<b>SHADOW OF DEATH:</b> Brendan Gleeson plays a priest whose life is threatened in Calvary.

In the opening scene of Calvary, Brendan Gleeson plays a Catholic priest named Father James who takes confession from a troubled person we can’t see. The confessee claims that as a child he was repeatedly raped by a priest and promises to murder his confessor “Sunday next” not because James was the rapist but, more to the point, because he is innocent. The rest of the movie follows Father James’s week as he wanders among family, friends, and parishioners who naturally become a pageant of flawed and suspect humanity. It’s a situation that boils over with melodrama, but in the hands of director John Michael McDonagh, each tense interaction provides new perspectives on sin, insensitivity, and the almost forgotten virtue of forgiveness.

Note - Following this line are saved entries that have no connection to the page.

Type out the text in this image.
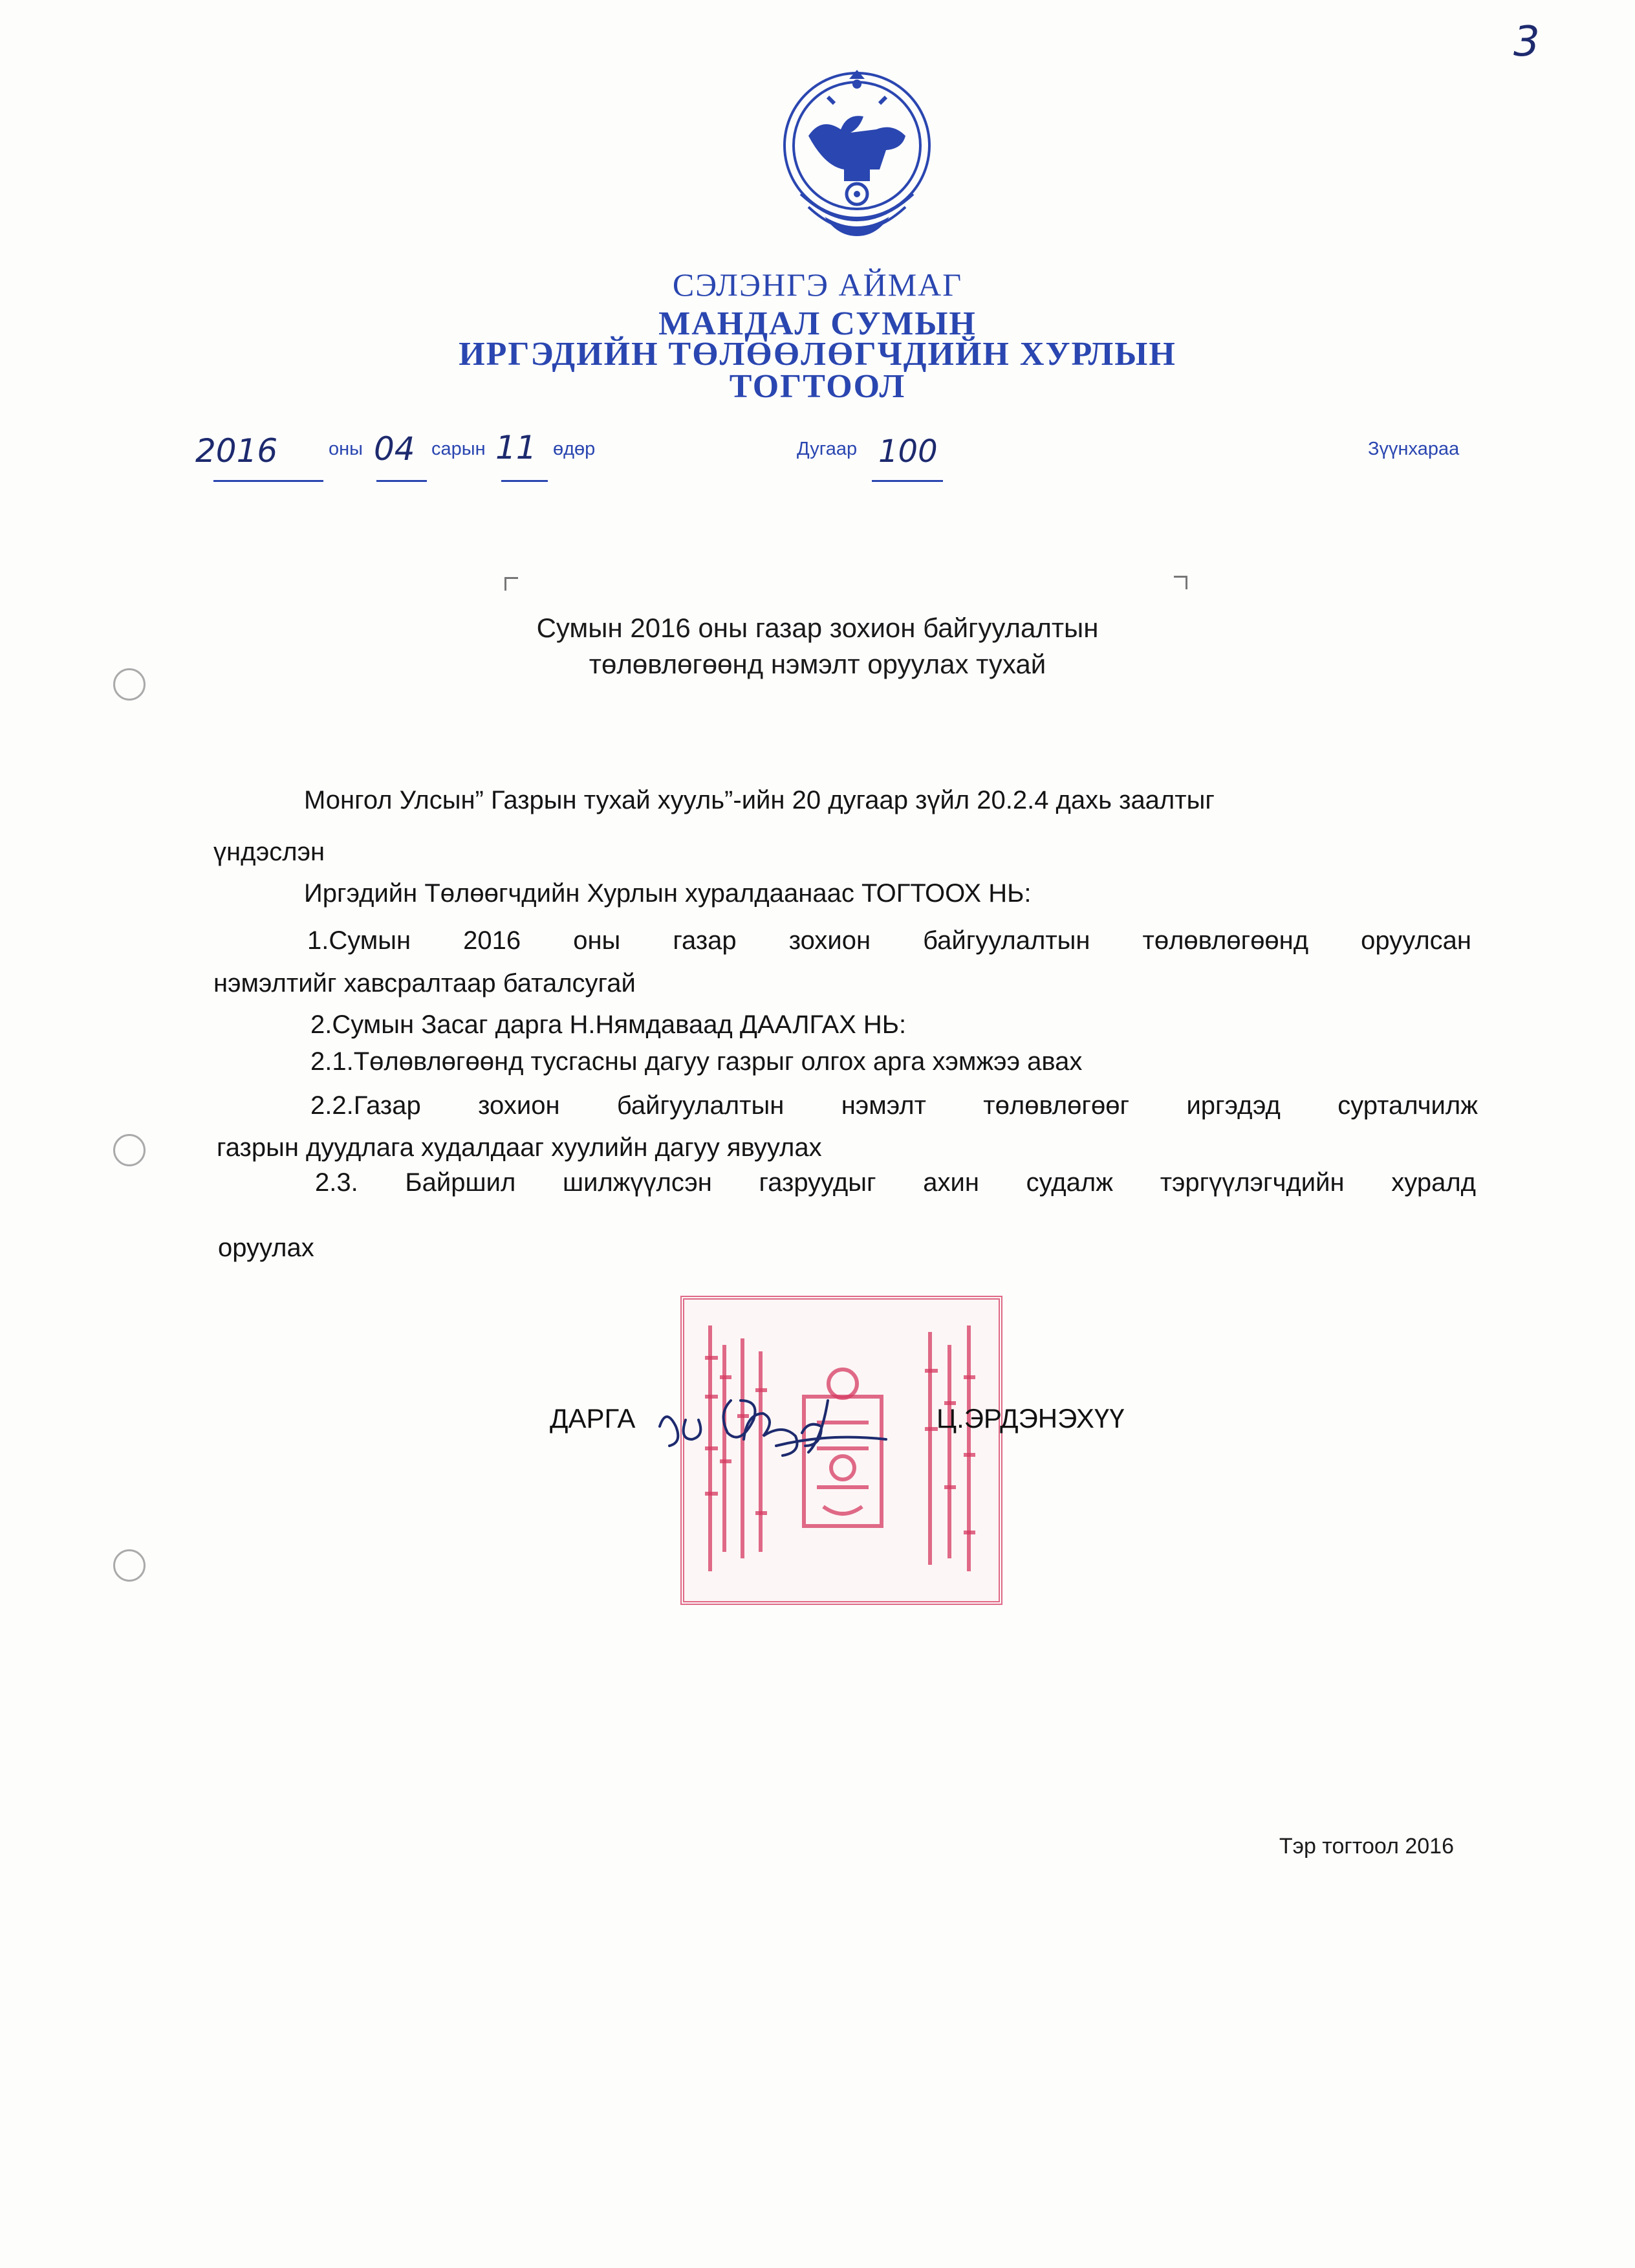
3
СЭЛЭНГЭ АЙМАГ
МАНДАЛ СУМЫН
ИРГЭДИЙН ТӨЛӨӨЛӨГЧДИЙН ХУРЛЫН
ТОГТООЛ
оны	сарын	өдөр	Дугаар	Зүүнхараа
2016	04 11	100
Сумын 2016 оны газар зохион байгуулалтын
төлөвлөгөөнд нэмэлт оруулах тухай
Монгол Улсын” Газрын тухай хууль”-ийн 20 дугаар зүйл 20.2.4 дахь заалтыг
үндэслэн
Иргэдийн Төлөөгчдийн Хурлын хуралдаанаас ТОГТООХ НЬ:
1.Сумын 2016 оны газар зохион байгуулалтын төлөвлөгөөнд оруулсан
нэмэлтийг хавсралтаар баталсугай
2.Сумын Засаг дарга Н.Нямдаваад ДААЛГАХ НЬ:
2.1.Төлөвлөгөөнд тусгасны дагуу газрыг олгох арга хэмжээ авах
2.2.Газар зохион байгуулалтын нэмэлт төлөвлөгөөг иргэдэд сурталчилж
газрын дуудлага худалдааг хуулийн дагуу явуулах
2.3. Байршил шилжүүлсэн газруудыг ахин судалж тэргүүлэгчдийн хуралд
оруулах
ДАРГА	Ц.ЭРДЭНЭХҮҮ
Тэр тогтоол 2016
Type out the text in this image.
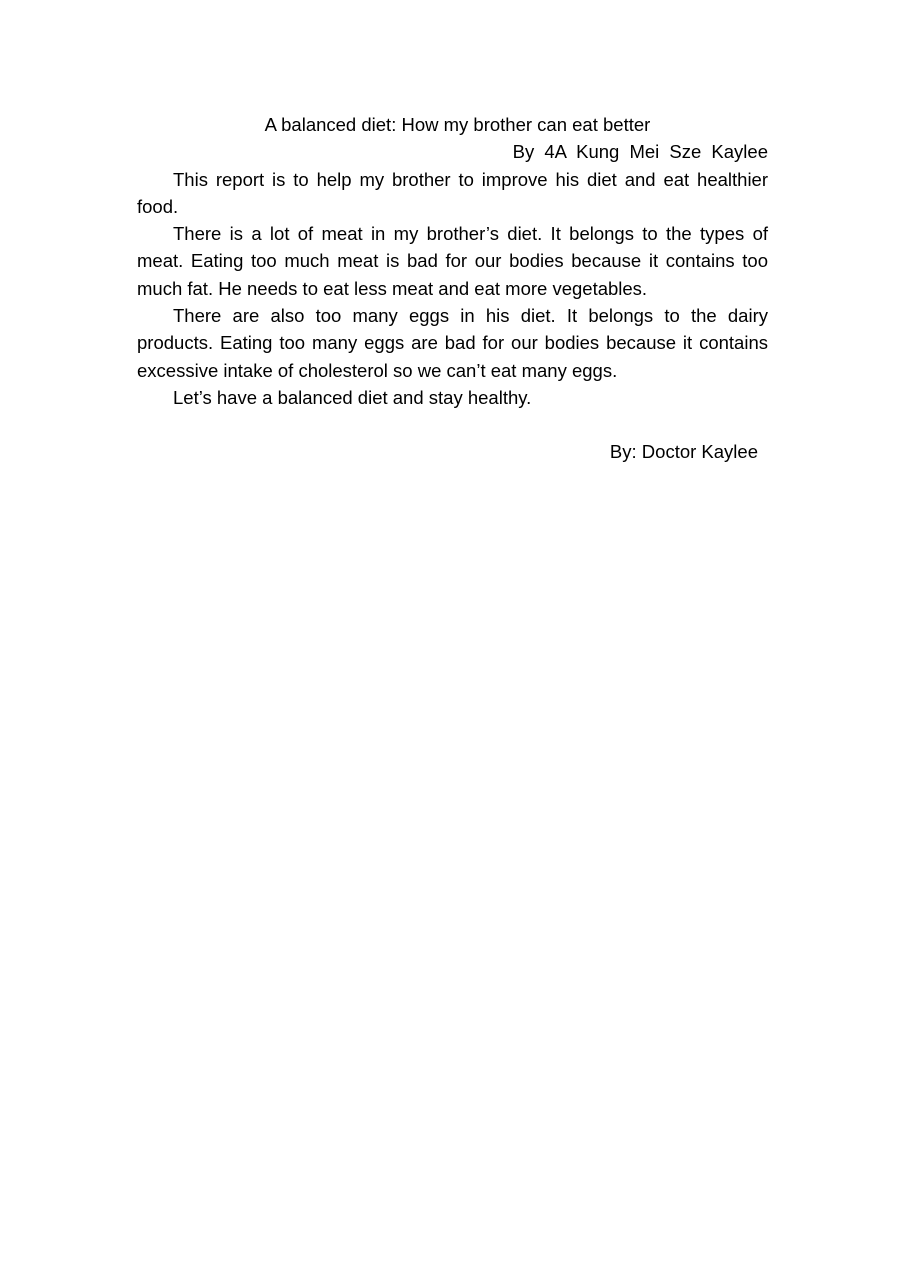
A balanced diet: How my brother can eat better

By 4A Kung Mei Sze Kaylee

This report is to help my brother to improve his diet and eat healthier food.

There is a lot of meat in my brother’s diet. It belongs to the types of meat. Eating too much meat is bad for our bodies because it contains too much fat. He needs to eat less meat and eat more vegetables.

There are also too many eggs in his diet. It belongs to the dairy products. Eating too many eggs are bad for our bodies because it contains excessive intake of cholesterol so we can’t eat many eggs.

Let’s have a balanced diet and stay healthy.

By: Doctor Kaylee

McDonagh directed The Guard, which was superficially shaped like a buddy cop thriller, but also bristled with meditations on death, morality, and the fine points of bigotry. Calvary is ostensibly a who-is-gonna-do-it mystery, but the themes become more compelling as each new quirky villager is introduced. Which one of these people might not be capable of killing a priest given the circumstances? Father James (the name traditionally assigned to Jesus’s brother) is a priest who was once married and has a beautiful daughter (Kelly Reilly) who has just tried to kill herself. The townie irregulars include a hapless cuckold played by the great Chris O’Dowd and a violently atheistic doctor (Aidan Gillen) whose soliloquy on God’s cruelty makes Beckett seem tame. We also meet a beautiful woman whose faith is unshaken even after losing her beloved husband in a senseless car wreck.

Strangely, McDonagh’s pet themes (including ironic thoughts about pets) meld with those of his playwright brother, Martin, who directed In Bruges, as if theatrical ideas got carried in their DNA. Together they’re the most entertaining moralists in film today. They both point out how shifting are the dark lines of self-scrutiny — confession is supposed to be good for the soul, but in Calvary it sets the stage for a lot of troubling questions about any redemption that’s based in self-sacrifice.